An Eventful July 200 Years Ago

On 17th July 1802 the river Towy experienced an exceptional flood. As a result it left its course close to the Bishop's Palace, Abergwili, and formed a new channel some distance away. Part of the original course formed the present Bishop's Pond. This must have sorely tested Bishop Lord George Murray's faith, as he had recently added the east wing to the palace and placed its main entrance there in order to have a panoramic view over the river.

On 17th July also the "Lecsiwn Fawr" or "Great Election" opened at Llandeilo. The only two candidates, Sir J. Hamlyn Williams of Edwinsford and William Paxton of Middleton Hall, fought a long contest. All public houses were thrown open and there was much violence between the "Blue" Whig supporters of Paxton and the "Reds" (Tory) of Williams. Finally on 1st August after a poll lasting 15 days the election ended with the return of Williams. The enormous cost to Paxton, mostly on meals and drink, was said to have amounted to 15,690 - 4 - 2 but there is no reason to assume that Williams was any less generous in his entertainment.

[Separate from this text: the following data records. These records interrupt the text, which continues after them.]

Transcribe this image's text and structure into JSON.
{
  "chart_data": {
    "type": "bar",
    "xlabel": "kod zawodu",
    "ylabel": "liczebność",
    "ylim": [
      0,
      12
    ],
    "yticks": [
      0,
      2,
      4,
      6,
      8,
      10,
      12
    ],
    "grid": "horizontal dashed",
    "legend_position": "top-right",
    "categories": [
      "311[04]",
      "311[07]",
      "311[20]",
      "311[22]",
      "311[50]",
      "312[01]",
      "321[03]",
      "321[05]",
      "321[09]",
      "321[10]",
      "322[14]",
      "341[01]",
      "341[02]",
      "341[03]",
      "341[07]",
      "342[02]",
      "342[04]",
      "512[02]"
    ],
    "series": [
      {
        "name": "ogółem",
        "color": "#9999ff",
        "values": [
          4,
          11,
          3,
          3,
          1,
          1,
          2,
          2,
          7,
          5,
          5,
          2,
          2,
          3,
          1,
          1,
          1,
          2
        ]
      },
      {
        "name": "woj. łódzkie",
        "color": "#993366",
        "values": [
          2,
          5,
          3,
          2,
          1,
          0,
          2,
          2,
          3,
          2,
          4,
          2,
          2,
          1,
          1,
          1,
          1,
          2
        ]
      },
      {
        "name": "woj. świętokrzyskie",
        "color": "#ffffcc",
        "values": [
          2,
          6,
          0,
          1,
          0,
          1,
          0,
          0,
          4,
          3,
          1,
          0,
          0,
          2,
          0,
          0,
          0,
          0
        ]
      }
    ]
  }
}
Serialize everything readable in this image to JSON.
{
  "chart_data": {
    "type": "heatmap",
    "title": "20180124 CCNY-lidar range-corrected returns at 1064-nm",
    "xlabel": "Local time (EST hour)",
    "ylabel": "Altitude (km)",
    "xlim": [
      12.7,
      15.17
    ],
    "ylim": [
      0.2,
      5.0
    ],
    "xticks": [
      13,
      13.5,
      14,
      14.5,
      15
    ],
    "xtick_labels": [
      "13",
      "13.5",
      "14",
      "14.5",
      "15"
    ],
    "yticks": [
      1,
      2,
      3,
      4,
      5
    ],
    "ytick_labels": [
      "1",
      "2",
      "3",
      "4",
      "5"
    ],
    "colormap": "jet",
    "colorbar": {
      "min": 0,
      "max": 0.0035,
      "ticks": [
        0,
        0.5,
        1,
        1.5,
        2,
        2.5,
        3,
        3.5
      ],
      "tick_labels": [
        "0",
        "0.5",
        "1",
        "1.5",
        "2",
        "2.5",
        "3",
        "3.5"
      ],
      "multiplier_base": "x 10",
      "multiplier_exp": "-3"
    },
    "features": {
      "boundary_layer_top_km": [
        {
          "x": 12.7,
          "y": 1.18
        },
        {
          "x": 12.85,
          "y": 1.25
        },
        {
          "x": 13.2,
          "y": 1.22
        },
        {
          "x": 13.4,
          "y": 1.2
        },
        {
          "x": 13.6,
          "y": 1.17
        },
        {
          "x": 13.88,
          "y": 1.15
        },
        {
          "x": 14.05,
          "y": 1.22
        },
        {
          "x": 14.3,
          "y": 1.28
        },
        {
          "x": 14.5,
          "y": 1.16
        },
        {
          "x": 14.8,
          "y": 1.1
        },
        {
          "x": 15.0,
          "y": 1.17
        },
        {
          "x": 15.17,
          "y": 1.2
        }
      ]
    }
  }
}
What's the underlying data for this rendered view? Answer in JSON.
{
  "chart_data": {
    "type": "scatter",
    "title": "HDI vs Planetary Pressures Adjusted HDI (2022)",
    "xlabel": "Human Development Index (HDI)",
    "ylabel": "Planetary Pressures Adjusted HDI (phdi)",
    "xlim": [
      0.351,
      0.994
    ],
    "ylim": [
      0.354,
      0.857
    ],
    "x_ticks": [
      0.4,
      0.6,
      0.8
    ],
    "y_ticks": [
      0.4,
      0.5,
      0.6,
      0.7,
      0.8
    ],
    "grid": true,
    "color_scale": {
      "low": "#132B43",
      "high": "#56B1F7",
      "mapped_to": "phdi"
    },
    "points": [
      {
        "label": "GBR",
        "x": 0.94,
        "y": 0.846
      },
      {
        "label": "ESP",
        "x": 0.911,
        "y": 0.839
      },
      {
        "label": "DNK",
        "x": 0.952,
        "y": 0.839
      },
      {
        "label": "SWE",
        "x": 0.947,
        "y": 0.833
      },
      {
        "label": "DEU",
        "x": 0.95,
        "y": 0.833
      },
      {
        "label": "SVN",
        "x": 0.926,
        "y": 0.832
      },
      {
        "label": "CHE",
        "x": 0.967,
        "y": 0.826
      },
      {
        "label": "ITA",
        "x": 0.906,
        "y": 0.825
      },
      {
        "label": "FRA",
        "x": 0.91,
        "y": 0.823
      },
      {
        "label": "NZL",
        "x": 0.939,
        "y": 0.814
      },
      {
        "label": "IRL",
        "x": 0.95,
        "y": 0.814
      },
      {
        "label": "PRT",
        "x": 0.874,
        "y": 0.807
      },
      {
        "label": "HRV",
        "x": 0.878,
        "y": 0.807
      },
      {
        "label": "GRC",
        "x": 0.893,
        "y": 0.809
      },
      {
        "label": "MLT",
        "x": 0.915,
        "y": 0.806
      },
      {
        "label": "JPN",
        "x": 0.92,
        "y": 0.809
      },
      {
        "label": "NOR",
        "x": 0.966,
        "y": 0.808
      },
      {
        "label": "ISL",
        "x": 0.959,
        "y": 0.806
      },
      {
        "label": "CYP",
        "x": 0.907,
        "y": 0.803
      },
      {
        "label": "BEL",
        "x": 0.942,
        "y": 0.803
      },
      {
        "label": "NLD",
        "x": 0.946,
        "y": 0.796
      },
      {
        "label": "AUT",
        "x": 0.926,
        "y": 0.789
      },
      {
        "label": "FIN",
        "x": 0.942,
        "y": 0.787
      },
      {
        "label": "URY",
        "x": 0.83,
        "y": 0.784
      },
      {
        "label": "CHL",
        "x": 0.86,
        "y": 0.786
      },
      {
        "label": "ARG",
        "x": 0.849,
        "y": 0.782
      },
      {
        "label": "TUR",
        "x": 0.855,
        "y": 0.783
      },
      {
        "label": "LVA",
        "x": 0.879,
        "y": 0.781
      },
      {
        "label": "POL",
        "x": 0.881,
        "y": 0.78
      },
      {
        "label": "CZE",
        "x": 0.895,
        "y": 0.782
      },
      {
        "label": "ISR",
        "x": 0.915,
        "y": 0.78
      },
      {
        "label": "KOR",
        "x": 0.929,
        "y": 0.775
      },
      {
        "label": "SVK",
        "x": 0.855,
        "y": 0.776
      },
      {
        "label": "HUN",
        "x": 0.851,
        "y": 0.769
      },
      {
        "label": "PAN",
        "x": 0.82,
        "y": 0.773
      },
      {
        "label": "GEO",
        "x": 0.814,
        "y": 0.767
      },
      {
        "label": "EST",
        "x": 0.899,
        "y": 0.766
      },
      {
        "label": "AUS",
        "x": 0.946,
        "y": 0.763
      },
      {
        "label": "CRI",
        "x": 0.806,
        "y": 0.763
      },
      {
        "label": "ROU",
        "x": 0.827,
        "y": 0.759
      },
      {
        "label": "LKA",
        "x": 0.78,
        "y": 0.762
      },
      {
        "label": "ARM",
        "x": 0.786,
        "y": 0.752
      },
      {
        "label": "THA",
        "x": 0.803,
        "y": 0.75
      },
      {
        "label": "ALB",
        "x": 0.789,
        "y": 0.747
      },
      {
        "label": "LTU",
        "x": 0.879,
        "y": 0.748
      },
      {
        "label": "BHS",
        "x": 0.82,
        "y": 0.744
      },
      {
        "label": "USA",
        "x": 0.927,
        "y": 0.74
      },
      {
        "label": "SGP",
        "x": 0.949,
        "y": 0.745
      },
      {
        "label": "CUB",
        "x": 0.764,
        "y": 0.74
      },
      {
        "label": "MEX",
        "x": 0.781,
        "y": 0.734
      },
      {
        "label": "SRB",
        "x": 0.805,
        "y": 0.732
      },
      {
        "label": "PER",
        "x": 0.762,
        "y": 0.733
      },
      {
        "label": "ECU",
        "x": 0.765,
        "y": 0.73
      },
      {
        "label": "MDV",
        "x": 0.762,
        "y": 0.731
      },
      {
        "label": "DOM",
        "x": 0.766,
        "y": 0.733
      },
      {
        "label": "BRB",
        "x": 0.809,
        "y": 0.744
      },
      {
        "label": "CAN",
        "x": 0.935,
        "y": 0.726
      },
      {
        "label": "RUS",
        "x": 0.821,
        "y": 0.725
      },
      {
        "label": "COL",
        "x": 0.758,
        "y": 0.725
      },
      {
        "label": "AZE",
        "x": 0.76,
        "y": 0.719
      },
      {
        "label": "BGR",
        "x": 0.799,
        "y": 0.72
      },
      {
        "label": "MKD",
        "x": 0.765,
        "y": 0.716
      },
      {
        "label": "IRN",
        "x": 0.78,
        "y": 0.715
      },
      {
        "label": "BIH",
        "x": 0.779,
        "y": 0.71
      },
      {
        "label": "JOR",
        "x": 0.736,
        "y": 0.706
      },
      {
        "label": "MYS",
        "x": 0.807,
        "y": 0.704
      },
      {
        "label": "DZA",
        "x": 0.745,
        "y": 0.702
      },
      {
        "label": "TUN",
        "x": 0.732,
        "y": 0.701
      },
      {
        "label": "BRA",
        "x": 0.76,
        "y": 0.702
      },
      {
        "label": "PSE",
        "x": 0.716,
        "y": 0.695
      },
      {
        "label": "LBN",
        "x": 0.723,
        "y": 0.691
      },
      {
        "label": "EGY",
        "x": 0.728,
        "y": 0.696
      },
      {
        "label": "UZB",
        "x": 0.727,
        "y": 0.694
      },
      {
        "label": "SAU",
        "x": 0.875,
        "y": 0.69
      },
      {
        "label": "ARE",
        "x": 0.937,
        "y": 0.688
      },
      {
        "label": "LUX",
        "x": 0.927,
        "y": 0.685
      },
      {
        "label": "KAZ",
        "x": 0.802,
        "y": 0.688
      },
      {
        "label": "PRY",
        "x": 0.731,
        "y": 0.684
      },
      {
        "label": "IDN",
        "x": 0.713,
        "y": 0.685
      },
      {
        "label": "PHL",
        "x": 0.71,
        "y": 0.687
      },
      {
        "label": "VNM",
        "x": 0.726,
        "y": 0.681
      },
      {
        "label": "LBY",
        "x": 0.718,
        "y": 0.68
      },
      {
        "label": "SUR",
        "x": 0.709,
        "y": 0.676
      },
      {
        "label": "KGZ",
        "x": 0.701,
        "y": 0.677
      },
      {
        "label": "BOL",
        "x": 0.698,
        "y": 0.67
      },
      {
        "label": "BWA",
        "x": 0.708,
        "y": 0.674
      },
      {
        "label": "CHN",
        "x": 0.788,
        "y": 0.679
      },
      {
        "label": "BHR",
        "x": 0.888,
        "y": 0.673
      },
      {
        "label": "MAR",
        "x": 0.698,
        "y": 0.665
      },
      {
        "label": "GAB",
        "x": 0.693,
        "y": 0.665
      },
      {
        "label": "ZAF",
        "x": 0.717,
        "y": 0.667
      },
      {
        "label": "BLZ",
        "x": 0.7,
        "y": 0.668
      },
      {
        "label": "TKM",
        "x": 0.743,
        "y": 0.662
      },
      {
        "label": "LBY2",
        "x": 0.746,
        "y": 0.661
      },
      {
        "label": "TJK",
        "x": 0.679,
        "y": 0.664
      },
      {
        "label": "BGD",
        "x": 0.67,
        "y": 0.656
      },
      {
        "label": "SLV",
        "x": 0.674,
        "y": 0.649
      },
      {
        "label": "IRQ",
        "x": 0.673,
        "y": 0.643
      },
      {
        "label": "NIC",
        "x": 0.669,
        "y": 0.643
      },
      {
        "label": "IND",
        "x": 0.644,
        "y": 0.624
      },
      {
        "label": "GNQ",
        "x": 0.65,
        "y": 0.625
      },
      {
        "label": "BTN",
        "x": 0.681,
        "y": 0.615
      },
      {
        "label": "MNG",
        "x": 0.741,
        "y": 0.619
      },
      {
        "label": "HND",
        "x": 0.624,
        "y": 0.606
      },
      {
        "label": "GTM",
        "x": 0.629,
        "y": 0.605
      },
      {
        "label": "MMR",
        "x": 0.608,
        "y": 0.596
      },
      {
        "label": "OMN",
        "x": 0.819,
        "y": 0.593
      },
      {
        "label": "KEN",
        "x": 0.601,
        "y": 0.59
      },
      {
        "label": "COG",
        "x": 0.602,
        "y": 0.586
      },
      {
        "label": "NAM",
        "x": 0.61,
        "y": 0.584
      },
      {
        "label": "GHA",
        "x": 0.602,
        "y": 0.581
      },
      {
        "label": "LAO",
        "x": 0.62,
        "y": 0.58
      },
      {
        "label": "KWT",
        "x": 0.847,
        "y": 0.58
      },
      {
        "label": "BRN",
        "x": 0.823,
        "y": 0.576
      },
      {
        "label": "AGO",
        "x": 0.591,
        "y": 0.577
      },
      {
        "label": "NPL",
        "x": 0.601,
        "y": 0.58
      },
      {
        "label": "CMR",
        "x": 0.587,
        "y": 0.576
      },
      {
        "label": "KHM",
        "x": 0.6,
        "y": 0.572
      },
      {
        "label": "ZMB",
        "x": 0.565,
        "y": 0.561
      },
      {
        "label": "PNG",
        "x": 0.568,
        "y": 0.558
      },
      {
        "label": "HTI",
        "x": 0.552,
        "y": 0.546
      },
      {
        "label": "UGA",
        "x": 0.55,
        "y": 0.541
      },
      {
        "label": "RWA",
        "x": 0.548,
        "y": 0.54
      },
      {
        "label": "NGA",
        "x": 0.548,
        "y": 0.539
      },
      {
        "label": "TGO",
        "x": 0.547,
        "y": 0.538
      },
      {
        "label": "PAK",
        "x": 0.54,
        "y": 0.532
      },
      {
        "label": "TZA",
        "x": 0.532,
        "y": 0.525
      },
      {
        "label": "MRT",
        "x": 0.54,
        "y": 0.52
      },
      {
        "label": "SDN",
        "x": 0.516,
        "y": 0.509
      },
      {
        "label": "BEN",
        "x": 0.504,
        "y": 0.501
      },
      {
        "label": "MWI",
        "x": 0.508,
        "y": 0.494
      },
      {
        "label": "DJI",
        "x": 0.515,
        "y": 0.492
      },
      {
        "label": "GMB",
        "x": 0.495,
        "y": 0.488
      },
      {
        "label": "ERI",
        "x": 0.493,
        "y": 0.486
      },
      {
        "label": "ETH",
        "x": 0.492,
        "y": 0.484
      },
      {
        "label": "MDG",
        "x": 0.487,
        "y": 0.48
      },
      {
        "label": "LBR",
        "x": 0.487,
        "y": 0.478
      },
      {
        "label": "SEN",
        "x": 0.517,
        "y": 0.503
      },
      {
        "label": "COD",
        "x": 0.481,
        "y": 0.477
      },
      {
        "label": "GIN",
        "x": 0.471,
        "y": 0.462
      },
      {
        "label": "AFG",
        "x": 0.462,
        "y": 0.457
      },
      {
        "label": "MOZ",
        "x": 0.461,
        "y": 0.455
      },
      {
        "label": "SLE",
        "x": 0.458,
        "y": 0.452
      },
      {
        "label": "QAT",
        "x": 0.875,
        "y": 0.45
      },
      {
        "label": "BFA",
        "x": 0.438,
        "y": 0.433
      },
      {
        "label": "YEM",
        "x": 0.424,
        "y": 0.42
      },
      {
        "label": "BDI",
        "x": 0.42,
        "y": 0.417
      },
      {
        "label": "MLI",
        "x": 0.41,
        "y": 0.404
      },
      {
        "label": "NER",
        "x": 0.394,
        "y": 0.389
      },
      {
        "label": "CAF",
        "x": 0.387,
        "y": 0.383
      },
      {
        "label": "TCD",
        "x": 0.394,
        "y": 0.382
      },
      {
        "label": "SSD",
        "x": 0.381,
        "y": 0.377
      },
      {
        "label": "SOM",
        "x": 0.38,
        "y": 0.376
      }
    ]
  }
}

On 18th July 1802 Lammas Street Chapel was opened for services after rebuilding.

On 30th July Vice-Admiral Lord Nelson, together with Sir William Hamilton and Lady Emma, arrived at Carmarthen on their way to Milford Haven. Nelson, being an extremely vain man, was not impressed by the lack of civic pomp and popular acclaim that he had received on his journey between Llandovery and Carmarthen. This was certainly because the Lecsiwn Fawr was reaching its exciting climax and everyone was too preoccupied to pay Nelson what he regarded as his due respect.

Nelson's party stayed at the Ivy Bush, then in King Street, kept by Charles Nott. The Mayor and Corporation arranged a civic reception although the Corporation Order Books do not record a dinner in Nelson's honour. The vicar of St. Peter's refused to attend the reception because "I cannot wait upon Lady Hamilton. To Lord Nelson I would cheerfully pay every respect personally, but I dare not countenance adultery". In the evening Nelson attended the theatre in Little Water Street and continued on his journey towards Milford the next day.

July was certainly a more eventful month in Carmarthen in 1802 than 2002.